Advice You Should Hear If You’re Starting a Gym

Are you a health guru? Do you take pleasure in showing people how to change their lives for the better by moving their bodies?

Then starting a gym may be the right business venture for you. But it’s not as easy as buying some equipment and mounting lockers. You have to think through the whole user process before you as much as apply for a loan.

Start asking yourself the questions below and you’ll be well on your way!

Niche or Not?

When you’re starting a gym, you have to think about your personal interests. There’s a difference between an all-family gym and a CrossFit box.

The same is true for gyms that cater to cycling and those that are for hardcore weightlifters. We’re not saying you can’t integrate them all – but that’s a bigger project to take on.

Ask yourself if there’s a market for your specialization and if there’s a need for a niche gym like that in your area. If there is, then why not market yourself as a specialization?

The hottest new cycling gym, with cycling classes, and special weight classes for bikers? Sure, you’ll have less clientele, but you can charge more because you’re offering unique services.

What About Childcare?

One big thing, and a big expense, insurance wise, is gym childcare. The big gyms around the country almost always offer childcare, for parents who need an exercise break.

If you’re a small gym, you may not have to budget for this. But it is something you might want to offer in the future, once you save up for it.

The costs involved with childcare at a gym are insurance, setting up space, hiring and paying employees, along with managing all that.

Parents do and will pay extra to have access to this service, so it’s not a business loss – it’s just high cost at first.

If you let your members know that you’re working to open childcare, they’re more likely to pick your gym and wait, than if you’d never mentioned it at all.

Where Will it Be?

Too many times, we see gyms that are in a strange part of town, in an old warehouse. While that may work for people that need to build-their-own equipment, like for CrossFit, is it accessible?

The majority of gym goers have trouble motivating themselves to go to the gym in the first place. If you’re out of the way and it takes a long time to get there, why would they bother adding the extra time?

Thomas Plummer says that your gym should be 15 minutes away from your target market, in peak traffic. People won’t drive or stay in the car longer than that.

And yes – that may mean a smaller space or higher rent than you were planning. But you can’t open a gym with no clients and you’ll see a lot of drop off after the initial client’s excitement drops off.

The Gym Culture

This goes along with what niche or non-niche you’re opening a gym for. But what is the culture you’d like your gym to have?

Many women don’t feel welcome in weight rooms since they’re generally filled with grunting dudes.

How can you create a welcoming space, if that’s your goal? If your goal isn’t to integrate the whole family – then that’s fine, make your man weight cave and be on your way.

Will there be more structured classes at your gym? If you’re integrating a yoga or pilates studio, then you don’t want it too close to (or below) the weight space.

It’s hard for your clients to concentrate on their meditation when there are weights being dropped above their heads.

It won’t make them feel welcome and they’ll assume the yoga program isn’t valued.

It’s things like this that take a gym from rookie to classic.

What’s Your Layout?

Continuing on that note, when you’re working on your layout, don’t think about just the practicalities. This machine will fit here but not there etc.

Yes, that’s important and necessary – but think about how your clients will access the space.

You want the locker rooms to be accessible, not randomly placed where you had room. Can you make the locker rooms central enough to have two entrances?

Then there’s the idea of cardio and weight rooms. Where will they go? General machine exercisers want tvs and fans that may not work for a certain room.

Imagine you’re walking through your gym as you plan it. If someone’s walking to yoga class, do they want to feel like all the people in the weightlifting room are staring at their spandex-clad bodies?

Plan Your Personas

Once you’ve thought about the rest of the questions on this list, it’s time to create your marketing personas. These are actual characters that you can name people you want to join your gym.

They’ll differ depending on the niche you’re targeting. Mary may be a stay at home mom with two kids, who works out after she drops her kids off at school. She has $30/week budget and cares about accessible cardio machines and weekly pilates classes.

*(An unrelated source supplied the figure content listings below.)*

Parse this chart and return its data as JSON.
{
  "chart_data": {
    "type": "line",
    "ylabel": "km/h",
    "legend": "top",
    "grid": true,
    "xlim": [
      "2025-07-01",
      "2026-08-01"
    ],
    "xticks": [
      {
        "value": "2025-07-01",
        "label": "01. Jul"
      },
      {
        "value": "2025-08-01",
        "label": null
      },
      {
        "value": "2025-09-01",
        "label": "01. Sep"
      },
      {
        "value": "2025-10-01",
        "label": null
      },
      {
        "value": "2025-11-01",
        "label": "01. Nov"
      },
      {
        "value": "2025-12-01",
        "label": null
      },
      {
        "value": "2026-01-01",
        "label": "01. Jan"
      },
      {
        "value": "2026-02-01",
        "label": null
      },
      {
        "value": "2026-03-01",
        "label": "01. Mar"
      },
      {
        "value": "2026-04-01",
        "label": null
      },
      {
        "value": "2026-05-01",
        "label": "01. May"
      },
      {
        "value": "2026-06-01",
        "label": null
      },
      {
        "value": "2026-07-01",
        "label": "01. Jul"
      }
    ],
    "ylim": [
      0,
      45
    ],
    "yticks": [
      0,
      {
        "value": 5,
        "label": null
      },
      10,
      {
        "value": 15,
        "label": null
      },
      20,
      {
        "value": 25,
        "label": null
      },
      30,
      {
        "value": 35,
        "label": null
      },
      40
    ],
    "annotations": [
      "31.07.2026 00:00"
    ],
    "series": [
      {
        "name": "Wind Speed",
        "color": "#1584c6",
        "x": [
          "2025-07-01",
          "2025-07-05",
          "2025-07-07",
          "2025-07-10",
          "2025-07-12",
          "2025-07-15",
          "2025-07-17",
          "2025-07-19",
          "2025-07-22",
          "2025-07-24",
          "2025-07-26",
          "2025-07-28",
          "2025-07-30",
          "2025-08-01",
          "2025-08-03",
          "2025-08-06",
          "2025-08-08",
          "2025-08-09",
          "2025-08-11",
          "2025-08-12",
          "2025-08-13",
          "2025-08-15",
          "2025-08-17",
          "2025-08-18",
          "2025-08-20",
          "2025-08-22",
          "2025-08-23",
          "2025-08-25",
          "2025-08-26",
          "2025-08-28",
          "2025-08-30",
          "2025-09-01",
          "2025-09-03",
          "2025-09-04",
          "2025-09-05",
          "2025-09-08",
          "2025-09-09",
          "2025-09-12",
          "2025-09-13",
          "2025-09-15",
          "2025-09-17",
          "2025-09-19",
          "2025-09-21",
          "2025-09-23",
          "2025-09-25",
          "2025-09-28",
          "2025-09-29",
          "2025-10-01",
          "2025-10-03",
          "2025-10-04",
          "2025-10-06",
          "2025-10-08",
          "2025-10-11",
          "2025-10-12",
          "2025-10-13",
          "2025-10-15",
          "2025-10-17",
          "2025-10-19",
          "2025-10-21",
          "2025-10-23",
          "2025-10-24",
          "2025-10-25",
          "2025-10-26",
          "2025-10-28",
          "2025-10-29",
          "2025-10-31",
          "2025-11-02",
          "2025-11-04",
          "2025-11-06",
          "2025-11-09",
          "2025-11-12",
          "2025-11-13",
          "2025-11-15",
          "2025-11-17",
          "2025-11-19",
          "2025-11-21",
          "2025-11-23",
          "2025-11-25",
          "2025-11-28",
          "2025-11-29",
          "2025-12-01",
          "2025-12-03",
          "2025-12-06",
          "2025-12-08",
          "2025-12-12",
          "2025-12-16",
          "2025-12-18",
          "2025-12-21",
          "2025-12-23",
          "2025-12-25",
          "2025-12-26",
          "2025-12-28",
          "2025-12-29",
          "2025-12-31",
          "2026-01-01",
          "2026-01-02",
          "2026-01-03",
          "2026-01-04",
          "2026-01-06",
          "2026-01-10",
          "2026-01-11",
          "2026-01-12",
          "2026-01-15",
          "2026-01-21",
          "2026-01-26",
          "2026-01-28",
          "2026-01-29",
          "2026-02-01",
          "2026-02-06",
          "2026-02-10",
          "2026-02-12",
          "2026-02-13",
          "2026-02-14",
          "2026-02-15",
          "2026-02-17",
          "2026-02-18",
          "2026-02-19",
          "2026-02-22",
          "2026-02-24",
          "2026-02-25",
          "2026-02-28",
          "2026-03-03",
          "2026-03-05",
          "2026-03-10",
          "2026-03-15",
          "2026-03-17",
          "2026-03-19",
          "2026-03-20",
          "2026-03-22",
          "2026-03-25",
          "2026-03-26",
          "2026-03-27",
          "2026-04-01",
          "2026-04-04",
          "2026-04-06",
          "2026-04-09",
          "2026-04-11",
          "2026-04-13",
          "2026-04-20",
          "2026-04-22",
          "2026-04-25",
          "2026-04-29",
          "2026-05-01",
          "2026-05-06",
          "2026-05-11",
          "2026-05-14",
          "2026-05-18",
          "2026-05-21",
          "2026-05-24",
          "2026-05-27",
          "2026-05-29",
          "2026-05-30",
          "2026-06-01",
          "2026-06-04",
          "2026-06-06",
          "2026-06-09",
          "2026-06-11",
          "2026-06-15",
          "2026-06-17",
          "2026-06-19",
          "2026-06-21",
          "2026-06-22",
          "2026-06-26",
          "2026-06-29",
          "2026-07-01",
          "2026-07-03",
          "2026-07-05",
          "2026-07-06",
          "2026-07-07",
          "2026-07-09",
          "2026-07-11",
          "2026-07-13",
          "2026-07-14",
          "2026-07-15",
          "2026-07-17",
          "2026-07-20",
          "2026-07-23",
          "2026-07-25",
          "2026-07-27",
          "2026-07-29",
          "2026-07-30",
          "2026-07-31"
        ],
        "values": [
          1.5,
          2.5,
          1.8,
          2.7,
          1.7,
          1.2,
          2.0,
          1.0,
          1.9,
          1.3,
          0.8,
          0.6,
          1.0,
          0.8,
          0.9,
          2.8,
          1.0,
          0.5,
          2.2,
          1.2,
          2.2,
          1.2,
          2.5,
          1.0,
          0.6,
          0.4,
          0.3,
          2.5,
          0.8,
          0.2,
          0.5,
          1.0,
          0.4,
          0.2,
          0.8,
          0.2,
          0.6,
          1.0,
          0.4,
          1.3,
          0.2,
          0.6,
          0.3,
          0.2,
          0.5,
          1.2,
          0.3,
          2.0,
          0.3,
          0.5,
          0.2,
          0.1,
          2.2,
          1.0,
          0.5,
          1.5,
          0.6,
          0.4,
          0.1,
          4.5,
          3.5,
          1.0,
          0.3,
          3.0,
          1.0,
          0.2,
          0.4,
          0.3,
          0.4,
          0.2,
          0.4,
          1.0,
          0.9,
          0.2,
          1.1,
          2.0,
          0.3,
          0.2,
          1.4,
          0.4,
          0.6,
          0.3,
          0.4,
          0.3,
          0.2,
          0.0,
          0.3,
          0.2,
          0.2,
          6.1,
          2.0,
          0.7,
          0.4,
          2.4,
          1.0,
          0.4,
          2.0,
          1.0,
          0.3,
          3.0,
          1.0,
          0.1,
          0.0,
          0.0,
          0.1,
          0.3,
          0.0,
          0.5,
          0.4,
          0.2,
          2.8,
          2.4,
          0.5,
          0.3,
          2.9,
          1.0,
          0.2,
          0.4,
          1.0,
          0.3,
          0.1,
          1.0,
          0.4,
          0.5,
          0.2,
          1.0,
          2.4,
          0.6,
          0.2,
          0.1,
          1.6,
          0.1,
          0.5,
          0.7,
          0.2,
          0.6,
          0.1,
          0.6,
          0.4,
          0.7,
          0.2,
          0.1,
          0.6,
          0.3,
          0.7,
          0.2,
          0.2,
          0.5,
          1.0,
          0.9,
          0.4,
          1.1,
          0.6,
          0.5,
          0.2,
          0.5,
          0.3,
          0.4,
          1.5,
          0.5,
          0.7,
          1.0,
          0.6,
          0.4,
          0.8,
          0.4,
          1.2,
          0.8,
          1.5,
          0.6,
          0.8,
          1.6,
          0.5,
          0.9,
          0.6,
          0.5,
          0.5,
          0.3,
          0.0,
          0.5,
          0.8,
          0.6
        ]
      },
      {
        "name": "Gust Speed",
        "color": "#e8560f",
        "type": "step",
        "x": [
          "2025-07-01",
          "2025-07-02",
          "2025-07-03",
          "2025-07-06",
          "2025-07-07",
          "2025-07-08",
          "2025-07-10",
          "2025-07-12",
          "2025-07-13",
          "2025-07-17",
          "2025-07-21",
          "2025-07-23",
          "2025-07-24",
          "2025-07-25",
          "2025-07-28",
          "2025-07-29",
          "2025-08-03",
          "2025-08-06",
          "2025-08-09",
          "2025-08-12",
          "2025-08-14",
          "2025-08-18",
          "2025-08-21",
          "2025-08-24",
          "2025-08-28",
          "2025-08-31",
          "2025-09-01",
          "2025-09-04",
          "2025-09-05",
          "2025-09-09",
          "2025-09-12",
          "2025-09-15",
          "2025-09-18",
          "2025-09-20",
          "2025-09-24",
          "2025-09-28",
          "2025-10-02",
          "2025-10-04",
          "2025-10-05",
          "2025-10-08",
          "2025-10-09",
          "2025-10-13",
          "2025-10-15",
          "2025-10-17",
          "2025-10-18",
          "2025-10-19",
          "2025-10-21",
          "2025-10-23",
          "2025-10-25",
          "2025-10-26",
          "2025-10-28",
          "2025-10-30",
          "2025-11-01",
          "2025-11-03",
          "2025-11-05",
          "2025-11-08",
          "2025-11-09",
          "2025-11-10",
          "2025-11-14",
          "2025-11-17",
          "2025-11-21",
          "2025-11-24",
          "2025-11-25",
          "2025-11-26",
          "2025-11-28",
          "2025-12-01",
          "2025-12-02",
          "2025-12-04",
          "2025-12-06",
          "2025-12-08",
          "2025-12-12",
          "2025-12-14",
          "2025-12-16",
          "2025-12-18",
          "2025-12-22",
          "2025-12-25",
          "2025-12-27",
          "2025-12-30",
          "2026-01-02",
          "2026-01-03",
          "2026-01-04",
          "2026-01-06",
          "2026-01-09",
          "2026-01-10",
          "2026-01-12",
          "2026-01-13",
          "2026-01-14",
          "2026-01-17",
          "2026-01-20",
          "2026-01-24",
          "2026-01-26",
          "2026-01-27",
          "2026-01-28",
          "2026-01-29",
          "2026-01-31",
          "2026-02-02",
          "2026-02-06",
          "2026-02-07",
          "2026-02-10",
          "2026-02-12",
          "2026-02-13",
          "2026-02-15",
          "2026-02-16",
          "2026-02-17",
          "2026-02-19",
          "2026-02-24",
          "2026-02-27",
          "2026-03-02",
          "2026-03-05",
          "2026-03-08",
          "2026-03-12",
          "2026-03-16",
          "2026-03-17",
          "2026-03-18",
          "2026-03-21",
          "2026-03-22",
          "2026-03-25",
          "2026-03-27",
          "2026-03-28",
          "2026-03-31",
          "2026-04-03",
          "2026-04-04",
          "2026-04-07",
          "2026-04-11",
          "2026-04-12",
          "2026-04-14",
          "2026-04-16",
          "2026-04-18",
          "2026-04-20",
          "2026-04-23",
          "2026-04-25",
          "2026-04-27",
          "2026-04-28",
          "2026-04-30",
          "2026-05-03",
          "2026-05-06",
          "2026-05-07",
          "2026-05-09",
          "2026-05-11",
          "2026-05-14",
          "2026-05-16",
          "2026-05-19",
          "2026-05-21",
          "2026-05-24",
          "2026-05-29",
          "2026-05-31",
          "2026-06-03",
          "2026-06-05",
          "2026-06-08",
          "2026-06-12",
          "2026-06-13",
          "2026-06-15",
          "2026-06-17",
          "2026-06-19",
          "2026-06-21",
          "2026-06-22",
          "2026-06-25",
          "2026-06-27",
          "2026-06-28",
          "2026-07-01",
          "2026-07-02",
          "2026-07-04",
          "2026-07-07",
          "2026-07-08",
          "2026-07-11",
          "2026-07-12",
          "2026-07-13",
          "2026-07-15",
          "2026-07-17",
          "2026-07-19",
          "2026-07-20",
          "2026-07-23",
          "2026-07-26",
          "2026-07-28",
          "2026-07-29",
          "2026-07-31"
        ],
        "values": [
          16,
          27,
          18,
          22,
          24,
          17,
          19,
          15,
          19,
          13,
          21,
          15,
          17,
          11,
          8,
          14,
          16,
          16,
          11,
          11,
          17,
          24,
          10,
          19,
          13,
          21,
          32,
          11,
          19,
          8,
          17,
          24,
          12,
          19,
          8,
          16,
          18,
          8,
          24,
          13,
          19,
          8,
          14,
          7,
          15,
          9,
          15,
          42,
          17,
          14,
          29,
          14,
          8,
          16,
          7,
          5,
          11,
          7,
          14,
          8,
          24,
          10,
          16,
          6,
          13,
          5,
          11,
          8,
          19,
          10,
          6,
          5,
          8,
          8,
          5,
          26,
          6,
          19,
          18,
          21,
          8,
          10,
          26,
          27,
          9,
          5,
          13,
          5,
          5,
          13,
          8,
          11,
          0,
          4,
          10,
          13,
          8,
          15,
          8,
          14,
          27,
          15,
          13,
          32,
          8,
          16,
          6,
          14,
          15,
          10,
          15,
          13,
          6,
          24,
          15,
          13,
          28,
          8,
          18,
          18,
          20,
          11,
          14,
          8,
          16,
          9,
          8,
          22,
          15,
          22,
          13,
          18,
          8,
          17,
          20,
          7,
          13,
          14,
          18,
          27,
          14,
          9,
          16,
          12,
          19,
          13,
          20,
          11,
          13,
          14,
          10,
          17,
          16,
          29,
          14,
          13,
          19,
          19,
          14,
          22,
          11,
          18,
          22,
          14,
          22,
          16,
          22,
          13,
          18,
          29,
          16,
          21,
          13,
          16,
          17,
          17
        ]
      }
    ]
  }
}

That’s one example. You should have at least three, but more like 5-7 different marketing personas. You need to know what your customers want, and creating different people makes that feel less overwhelming.

What Software Will You Use?

Finally, you need to think about the day to day operations of the gym, and how you’ll track them. There are options out there for everyone, no matter their technology level.

MIS Gym Software is one example.

Starting a Gym

The most important thing when you’re starting a gym is that you have a drive behind wanting to make money. Do you want to train athletes? Show people the benefits of weightlifting when they wouldn’t generally try it?

Starting a gym is starting a place that makes people feel better, so treat it as such.